We better get laid next semester cause I prayed hard
I even walked 30 feet with my eyes closed from two love rocks so that we get some cock
New boss looks like john cusack in a collar. Hot. Why do i always want to have sex with priests?
Found a barbie with nipples. Life is complete.
Chick stood right next to me in the elevator. Like she had the whole elevator and she stood right next to me. So I farted.
FYI angry masturbation is not as cool angry sex
Dude its 315 and I'm sitting here eating slices of cheese. Don't talk to me about tomorrow.
I would also like to inform you that I can no longer lay on my back because my tailbone is bruised from the nightstand. Good job.
When we were fucking he said and I quote "we're like a sex fajita"

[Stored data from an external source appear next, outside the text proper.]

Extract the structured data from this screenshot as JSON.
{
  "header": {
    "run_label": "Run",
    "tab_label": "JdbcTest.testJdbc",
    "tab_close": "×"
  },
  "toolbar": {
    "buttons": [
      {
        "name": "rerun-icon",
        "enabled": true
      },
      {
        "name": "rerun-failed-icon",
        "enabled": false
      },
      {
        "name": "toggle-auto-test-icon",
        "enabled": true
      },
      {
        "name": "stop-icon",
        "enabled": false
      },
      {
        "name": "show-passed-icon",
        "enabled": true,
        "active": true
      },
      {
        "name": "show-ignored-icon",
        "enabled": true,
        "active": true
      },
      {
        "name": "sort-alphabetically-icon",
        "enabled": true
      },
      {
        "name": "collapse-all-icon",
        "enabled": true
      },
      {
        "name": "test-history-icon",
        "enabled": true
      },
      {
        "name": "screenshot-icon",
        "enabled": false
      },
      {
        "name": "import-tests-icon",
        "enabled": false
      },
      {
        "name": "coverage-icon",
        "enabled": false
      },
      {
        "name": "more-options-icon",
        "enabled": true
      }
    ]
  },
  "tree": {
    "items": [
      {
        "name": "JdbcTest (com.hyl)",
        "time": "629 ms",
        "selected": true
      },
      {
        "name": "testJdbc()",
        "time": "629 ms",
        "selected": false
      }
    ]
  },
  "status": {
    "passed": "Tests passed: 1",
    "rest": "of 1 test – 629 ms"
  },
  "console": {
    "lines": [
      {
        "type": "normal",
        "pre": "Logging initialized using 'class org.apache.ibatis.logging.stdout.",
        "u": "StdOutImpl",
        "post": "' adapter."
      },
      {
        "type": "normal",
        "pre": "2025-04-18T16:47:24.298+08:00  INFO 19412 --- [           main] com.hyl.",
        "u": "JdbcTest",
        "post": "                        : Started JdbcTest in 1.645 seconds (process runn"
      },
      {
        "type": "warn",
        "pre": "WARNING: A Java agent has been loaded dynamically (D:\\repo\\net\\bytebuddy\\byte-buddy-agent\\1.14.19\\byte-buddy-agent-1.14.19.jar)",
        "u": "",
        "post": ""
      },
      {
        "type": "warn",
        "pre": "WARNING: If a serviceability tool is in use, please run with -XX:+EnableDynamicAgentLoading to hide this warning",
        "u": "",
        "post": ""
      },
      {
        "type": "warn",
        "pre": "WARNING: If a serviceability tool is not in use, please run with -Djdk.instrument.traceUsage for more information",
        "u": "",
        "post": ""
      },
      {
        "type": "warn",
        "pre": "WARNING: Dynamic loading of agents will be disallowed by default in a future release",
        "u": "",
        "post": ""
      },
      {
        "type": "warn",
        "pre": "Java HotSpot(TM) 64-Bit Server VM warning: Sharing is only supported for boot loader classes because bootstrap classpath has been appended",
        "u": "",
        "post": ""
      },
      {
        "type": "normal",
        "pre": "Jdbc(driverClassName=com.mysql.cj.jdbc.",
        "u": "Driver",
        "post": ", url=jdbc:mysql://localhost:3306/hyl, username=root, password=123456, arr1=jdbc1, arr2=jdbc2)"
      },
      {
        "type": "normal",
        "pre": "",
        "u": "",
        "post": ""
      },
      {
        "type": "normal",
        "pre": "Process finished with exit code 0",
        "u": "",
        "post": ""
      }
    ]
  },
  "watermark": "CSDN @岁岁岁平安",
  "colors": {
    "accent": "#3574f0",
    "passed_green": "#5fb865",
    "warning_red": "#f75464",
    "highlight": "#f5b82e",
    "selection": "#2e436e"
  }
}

Walked back to my room from the bus last night and all I see is 3 of my friends on the porch chugging whiskey and then throwing up in unison
they had to take the Corona's out of the fish tank because they wouldn't fit with the mini replica of the roman coliseum in there. so we drank the Corona's. does beer have an expiry date?
fuck that its my house. if i want to take 1 bite out of the chicken & leave the rest i fucking will. suck my dick
I would say don't do anything I wouldn't do, but we both know I forget about my personal safely when getting laid is on the line
I fucked your neighbor. Welcome to the new apartment!
Just zoned back in to real life and found myself chanting "noodle eater noodle eater noodle eater" at my parrot as he devoured a single macaroni
In my defense, the second lapdance I gave was because of a dare.